Die Bedeutung der Darmgesundheit wird zunehmend anerkannt, da sie nicht nur das Verdauungssystem beeinflusst, sondern auch das allgemeine Wohlbefinden und die mentale Gesundheit. Der Trend zur DIY-Fermentation ermöglicht es den Menschen, ihre Ernährung aktiv zu gestalten und dabei gesundheitliche Vorteile zu genießen.
Trend 5: Plant-Based beyond Meat – Seafood, funktionale Drinks & Botanical Cocktails setzen neue Akzente
Die pflanzliche Ernährung entwickelt sich 2026 deutlich breiter – weg vom reinen Fleischersatz hin zu neuen Kategorien: pflanzliche Seafood-Alternativen, funktionale Getränke mit natürlichen Pflanzenstoffen und alkoholfreie Botanical-Cocktails. „Seafood-Alternativen, funktionale Drinks und Botanical Cocktails sind kein Ersatz – sie sind eine neue Form von Lifestyle“, fasst Colombani zusammen.
Dieser Trend zeigt, dass die pflanzliche Ernährung nicht nur eine Alternative zu bestehenden Produkten bietet, sondern völlig neue Kategorien schafft, die sowohl in der Gastronomie als auch im Einzelhandel an Bedeutung gewinnen. Die Entwicklung von pflanzlichen Seafood-Alternativen ist besonders bemerkenswert, da sie eine nachhaltige Lösung für die Überfischung der Meere bieten könnte.
Die Auswirkungen auf den Alltag der Österreicher
Die beschriebenen Trends haben weitreichende Auswirkungen auf den Alltag der Österreicher. Die steigende Nachfrage nach pflanzlichen Produkten führt zu einer größeren Verfügbarkeit dieser Produkte in Supermärkten und Online-Shops. Dies ermöglicht es den Verbrauchern, ihre Ernährung leichter und nachhaltiger zu gestalten. Darüber hinaus unterstützen die Trends eine gesündere Lebensweise, indem sie den Zugang zu nährstoffreichen und umweltfreundlichen Lebensmitteln fördern.
Ein weiterer Effekt ist der wirtschaftliche Einfluss auf den Handel. Unternehmen, die frühzeitig auf den pflanzlichen Zug aufspringen, können von einem wachsenden Markt profitieren. Dies eröffnet neue Geschäftsmöglichkeiten und fördert Innovationen in der Lebensmittelindustrie.

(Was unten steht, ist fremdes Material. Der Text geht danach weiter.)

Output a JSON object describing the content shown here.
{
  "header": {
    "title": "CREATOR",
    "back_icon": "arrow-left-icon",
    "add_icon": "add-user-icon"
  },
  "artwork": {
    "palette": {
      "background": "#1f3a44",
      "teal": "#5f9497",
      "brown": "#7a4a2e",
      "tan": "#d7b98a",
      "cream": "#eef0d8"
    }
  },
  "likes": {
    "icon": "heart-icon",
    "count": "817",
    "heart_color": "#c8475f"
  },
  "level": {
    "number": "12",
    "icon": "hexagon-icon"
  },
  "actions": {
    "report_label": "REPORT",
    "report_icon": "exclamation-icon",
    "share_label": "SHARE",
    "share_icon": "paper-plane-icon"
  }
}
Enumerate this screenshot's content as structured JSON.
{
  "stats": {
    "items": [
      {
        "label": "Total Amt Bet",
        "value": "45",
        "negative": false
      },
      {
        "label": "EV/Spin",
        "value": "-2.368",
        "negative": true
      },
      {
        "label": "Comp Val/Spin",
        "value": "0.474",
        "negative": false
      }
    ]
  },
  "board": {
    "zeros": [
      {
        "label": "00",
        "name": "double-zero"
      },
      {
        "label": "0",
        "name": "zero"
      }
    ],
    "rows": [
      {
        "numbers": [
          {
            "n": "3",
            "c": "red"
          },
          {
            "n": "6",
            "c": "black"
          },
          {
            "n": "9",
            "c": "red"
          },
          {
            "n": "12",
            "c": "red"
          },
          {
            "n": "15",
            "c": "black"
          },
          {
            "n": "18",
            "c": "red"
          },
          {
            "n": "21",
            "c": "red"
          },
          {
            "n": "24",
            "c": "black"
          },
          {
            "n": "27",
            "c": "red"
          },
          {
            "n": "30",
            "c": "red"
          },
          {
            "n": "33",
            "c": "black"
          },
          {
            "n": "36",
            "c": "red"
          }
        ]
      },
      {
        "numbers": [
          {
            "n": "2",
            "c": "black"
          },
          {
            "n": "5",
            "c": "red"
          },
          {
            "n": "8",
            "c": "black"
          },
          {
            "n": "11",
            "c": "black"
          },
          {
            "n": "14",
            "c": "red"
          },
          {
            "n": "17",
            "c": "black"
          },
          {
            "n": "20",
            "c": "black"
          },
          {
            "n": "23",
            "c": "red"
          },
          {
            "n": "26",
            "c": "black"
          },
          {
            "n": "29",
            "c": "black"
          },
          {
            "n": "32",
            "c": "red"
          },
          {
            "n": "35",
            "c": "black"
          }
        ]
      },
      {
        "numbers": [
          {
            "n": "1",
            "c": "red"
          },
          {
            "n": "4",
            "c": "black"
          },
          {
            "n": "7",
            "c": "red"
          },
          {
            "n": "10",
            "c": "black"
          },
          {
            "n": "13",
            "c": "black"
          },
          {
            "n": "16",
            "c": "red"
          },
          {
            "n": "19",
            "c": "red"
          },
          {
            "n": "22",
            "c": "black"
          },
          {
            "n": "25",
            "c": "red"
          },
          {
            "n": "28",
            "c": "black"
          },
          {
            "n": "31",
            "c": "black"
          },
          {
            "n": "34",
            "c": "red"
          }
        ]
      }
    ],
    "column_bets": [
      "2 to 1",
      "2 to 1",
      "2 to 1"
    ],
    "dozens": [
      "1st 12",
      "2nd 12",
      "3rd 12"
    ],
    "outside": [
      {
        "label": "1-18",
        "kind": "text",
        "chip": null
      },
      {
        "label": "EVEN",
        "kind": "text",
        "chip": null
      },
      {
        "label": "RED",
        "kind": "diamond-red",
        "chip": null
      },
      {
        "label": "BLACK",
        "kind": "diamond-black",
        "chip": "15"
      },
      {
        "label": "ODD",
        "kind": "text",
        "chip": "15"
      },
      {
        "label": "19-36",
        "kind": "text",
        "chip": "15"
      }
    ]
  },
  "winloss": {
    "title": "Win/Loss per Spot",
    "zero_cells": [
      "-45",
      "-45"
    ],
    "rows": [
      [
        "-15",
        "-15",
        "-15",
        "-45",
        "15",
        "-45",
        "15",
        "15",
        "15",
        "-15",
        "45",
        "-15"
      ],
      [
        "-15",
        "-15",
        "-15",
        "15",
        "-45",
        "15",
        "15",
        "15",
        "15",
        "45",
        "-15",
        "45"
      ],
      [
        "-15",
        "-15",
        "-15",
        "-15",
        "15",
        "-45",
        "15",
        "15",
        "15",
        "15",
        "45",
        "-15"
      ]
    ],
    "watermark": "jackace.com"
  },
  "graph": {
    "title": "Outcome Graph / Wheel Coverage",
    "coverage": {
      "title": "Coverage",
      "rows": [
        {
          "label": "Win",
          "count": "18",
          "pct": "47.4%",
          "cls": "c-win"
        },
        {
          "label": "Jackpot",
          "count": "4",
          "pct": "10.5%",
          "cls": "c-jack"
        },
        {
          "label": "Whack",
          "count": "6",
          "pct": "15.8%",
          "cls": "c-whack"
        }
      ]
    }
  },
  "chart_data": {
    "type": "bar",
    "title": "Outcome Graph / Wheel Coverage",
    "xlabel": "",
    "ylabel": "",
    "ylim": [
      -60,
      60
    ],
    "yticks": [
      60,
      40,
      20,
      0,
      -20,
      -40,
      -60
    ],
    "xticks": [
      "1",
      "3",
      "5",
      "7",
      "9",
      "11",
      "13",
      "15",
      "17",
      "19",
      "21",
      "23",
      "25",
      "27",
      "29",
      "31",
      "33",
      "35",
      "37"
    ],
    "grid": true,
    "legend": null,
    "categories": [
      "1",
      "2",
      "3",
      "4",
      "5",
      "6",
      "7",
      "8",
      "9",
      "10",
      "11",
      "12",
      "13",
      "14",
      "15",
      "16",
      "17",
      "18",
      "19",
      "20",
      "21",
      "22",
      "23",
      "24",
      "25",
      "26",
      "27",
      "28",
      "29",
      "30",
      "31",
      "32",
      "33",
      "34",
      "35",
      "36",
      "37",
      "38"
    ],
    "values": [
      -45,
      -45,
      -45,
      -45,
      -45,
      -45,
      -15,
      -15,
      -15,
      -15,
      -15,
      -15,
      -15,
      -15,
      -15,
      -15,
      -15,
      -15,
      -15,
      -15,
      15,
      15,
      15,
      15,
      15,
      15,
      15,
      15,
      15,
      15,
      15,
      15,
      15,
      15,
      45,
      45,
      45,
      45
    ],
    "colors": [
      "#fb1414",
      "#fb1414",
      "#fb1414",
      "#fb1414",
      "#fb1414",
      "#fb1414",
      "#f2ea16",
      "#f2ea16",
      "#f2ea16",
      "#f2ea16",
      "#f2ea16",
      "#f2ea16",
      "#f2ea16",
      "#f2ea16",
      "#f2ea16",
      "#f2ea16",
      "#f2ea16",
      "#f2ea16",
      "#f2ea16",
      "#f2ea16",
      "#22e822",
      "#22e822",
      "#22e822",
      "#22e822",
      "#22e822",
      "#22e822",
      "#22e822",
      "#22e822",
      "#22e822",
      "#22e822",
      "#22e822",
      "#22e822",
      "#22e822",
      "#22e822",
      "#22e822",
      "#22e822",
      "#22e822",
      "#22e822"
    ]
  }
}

Zukunftsausblick: Wohin geht die Reise?
Die pflanzliche Ernährung wird sich in den kommenden Jahren weiterentwickeln und neue Trends hervorbringen. Experten erwarten, dass die Nachfrage nach pflanzlichen Produkten weiter steigen wird, da immer mehr Menschen die Vorteile einer pflanzlichen Ernährung erkennen. Dies wird zu einer weiteren Diversifizierung des Angebots führen und möglicherweise neue Technologien und Herstellungsverfahren inspirieren.
Die politische Diskussion um die Benennung pflanzlicher Produkte wird ebenfalls fortgesetzt. Es bleibt abzuwarten, wie sich die EU-Regelungen entwickeln und welche Auswirkungen dies auf die Kennzeichnung und Vermarktung pflanzlicher Produkte haben wird.
Fazit
Der Veganuary 2026 markiert einen Wendepunkt in der pflanzlichen Ernährung. Die fünf identifizierten Trends zeigen, dass pflanzliche Produkte nicht nur eine Alternative zu tierischen Produkten sind, sondern eine eigene, vielfältige und innovative Kategorie darstellen. Diese Entwicklungen bieten sowohl Verbrauchern als auch Unternehmen neue Möglichkeiten und tragen zu einer nachhaltigeren und gesünderen Zukunft bei.